Isu pemekaran wilayah sebenarnya telah menjadi amunisi bagi Lukas Enembe untuk merebut perhatian masyarakat. Mundur tiga tahun sebelum masa kampanye pencalonan Gubernur berlangsung, yakni tahun 2010. Saat itu dirinya masih menjabat sebagai ketua Asosiasi Bupati se-kawasan Pegunungan Tengah Papua secara tegas mengajukan pembentukan provinsi baru. Ajuan tersebut menindaklanjuti sikap pemerintah pusat jika akhirnya tidak mendengar aspirasi masyarakat menjadikan kawasan pegunungan tengah sebagai Kawasan infrastruktur untuk membuka isolasi yang sudah lama. Saat itu, selain masalah transportasi, kawasan Pegunungan Tengah juga sangat memprihatinkan meski sumber daya alam sangat kaya. Ia menyebut, sebesar 70% dari 1,2 juta penduduk asli Papua di kawasan tersebut dikategorikan penduduk miskin.
Lukas juga menilai, bahwa miskinnya infrastruktur di kawasan Pegunungan Tengah ditengarai karena sikap diskriminatif dan pembiaran dari Pemerintah Provinsi Papua. Meski saat itu pemerintah pusat memberlakukan moratorium pemekaran wilayah, namun Lukas yakin pemerintah pusat akan merestui pendirian provinsi Pegunungan Tengah. Ia berharap tahun 2011 usulan pembentukan provinsi itu diterima oleh pemerintah pusat. Apalagi syarat pembentukan provinsi sudah terpenuhi, yakni sudah ada 10 kabupaten dan dukungan dari 1,2 juta penduduk di kawasan tersebut.
Jejak Digital Dukungan Lukas Enembe Terhadap Kebijakan DOB
Seperti sebuah peribahasa, apa yang kita tanam adalah yang kita tuai, begitu juga jejak dalam dunia digital. Pernyataan dukungan terhadap DOB oleh Lukas Enembe yang disaksikan berjuta pasang mata dan telinga kala itu masih menjadi memori bagi sebagian orang. Ketua Komite II DPD RI Yorrys Raweyai menyampaikan bahwa pemekaran DOB di Papua merupakan permintaan Gubernur Papua, Lukas Enembe bersama semua unsur kepada pemerintah Pusat pada tahun 2018. Melalui konsep Otsus Plus, beliau datang dengan semua unsur, meminta pemekaran dan khusus untuk Laapago diminta segera dimekarkan menjadi provinsi percontohan infrastruktur.
Dalam perjalanannya, pembentukan DOB di Papua telah melalui dinamika proses politik dan hukum yang kemudian telah final. Telah dilakukan penandatanganan peraturan pemerintah dan juga telah terbit UU Nomor 2 Tahun 2021 tentang perubahan Kedua atas UU Nomor 21 tahun 2001 tentang Otonomi Khusus bagi Provinsi Papua.

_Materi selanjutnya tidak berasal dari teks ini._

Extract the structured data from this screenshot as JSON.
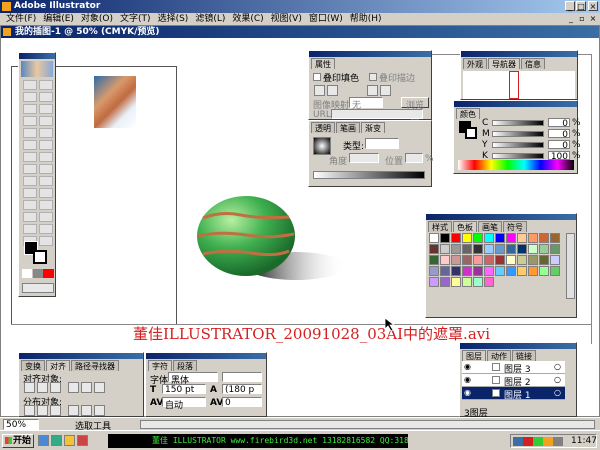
{
  "app": {
    "title": "Adobe Illustrator",
    "doc_title": "我的插图-1 @ 50% (CMYK/预览)"
  },
  "menu": [
    "文件(F)",
    "编辑(E)",
    "对象(O)",
    "文字(T)",
    "选择(S)",
    "滤镜(L)",
    "效果(C)",
    "视图(V)",
    "窗口(W)",
    "帮助(H)"
  ],
  "attributes_panel": {
    "tab": "属性",
    "overprint_fill": "叠印填色",
    "overprint_stroke": "叠印描边",
    "image_map_label": "图像映射:",
    "image_map_value": "无",
    "browser_btn": "浏览器",
    "url_label": "URL:"
  },
  "gradient_panel": {
    "tabs": [
      "透明",
      "笔画",
      "渐变"
    ],
    "type_label": "类型:",
    "angle_label": "角度",
    "position_label": "位置",
    "pct": "%"
  },
  "navigator_panel": {
    "tabs": [
      "外观",
      "导航器",
      "信息"
    ]
  },
  "color_panel": {
    "tab": "颜色",
    "channels": [
      "C",
      "M",
      "Y",
      "K"
    ],
    "values": [
      "0",
      "0",
      "0",
      "100"
    ],
    "pct": "%"
  },
  "swatches_panel": {
    "tabs": [
      "样式",
      "色板",
      "画笔",
      "符号"
    ]
  },
  "transform_panel": {
    "tabs": [
      "变换",
      "对齐",
      "路径寻找器"
    ],
    "align_label": "对齐对象:",
    "distribute_label": "分布对象:"
  },
  "character_panel": {
    "tabs": [
      "字符",
      "段落"
    ],
    "font_label": "字体",
    "font_value": "黑体",
    "size": "150 pt",
    "leading": "(180 p",
    "tracking_mode": "自动",
    "tracking": "0"
  },
  "layers_panel": {
    "tabs": [
      "图层",
      "动作",
      "链接"
    ],
    "layers": [
      "图层 3",
      "图层 2",
      "图层 1"
    ],
    "count": "3图层"
  },
  "caption": "董佳ILLUSTRATOR_20091028_03AI中的遮罩.avi",
  "status": {
    "zoom": "50%",
    "tool": "选取工具"
  },
  "taskbar": {
    "start": "开始",
    "item": "董佳 ILLUSTRATOR  www.firebird3d.net  13182816582  QQ:31837740",
    "clock": "11:47"
  }
}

Sehingga jika saat ini Lukas Enembe menyatakan menolak, maka menjadi sebuah kebingungan jamak karena sebenarnya masih berhadapan dengan gubernur yang sama namun muncul dengan sikap dan pemikiran yang berubah. Bahkan alasan yang keluar dari sang gubernur sangat naif. Dari penyebutan bahwa masyarakat tidak membutuhkan pemekaran hingga meragukan sumber daya manusia Papua dalam mengelola provinsi baru nantinya.

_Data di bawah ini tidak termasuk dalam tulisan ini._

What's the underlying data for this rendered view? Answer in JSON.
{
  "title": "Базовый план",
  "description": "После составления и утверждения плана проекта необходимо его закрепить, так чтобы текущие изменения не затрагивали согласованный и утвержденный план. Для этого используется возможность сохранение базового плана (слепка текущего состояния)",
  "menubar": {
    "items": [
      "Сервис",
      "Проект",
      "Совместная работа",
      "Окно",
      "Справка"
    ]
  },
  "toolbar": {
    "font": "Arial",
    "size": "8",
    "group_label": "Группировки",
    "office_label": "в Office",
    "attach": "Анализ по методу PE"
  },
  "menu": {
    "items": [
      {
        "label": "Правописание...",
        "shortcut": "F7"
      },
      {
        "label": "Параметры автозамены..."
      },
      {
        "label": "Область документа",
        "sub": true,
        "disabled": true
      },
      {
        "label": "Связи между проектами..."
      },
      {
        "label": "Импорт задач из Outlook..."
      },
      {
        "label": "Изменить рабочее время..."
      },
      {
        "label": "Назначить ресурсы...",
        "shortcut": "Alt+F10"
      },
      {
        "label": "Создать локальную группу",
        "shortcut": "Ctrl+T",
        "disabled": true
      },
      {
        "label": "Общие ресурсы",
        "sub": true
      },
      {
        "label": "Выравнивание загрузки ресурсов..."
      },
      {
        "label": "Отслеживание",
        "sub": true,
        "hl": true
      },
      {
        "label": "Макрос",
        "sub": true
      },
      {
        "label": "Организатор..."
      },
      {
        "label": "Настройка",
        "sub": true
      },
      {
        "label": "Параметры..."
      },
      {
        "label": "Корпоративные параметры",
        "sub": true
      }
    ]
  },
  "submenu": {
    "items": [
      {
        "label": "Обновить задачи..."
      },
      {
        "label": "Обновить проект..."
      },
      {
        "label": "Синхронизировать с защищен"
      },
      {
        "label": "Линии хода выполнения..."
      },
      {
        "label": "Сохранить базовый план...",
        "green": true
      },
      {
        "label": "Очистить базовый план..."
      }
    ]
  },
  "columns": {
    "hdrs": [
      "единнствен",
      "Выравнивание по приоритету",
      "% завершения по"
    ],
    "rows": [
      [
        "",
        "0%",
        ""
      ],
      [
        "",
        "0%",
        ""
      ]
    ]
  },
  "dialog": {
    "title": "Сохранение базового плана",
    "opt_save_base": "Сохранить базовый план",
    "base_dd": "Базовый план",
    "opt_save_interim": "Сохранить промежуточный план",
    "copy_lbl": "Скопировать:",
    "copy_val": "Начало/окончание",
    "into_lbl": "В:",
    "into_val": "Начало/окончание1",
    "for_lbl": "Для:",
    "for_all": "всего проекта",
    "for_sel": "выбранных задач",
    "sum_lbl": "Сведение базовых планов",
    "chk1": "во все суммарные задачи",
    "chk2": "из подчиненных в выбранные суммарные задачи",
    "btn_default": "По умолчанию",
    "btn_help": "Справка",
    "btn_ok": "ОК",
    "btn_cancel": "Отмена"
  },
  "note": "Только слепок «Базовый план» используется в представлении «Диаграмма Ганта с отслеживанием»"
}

Jika seorang Gubernur saja justru meragukan kemampuan dan sumber daya masyarakat yang dipimpinnya, maka kita pantas untuk juga meragukan kepemimpinan dan kapasitas seorang Gubernur yang telah memimpin bumi Cenderawasih selama 10 tahun ini. Jangan-jangan kondisi inilah yang menjadi salah satu penyebab Papua susah diajak lari maju.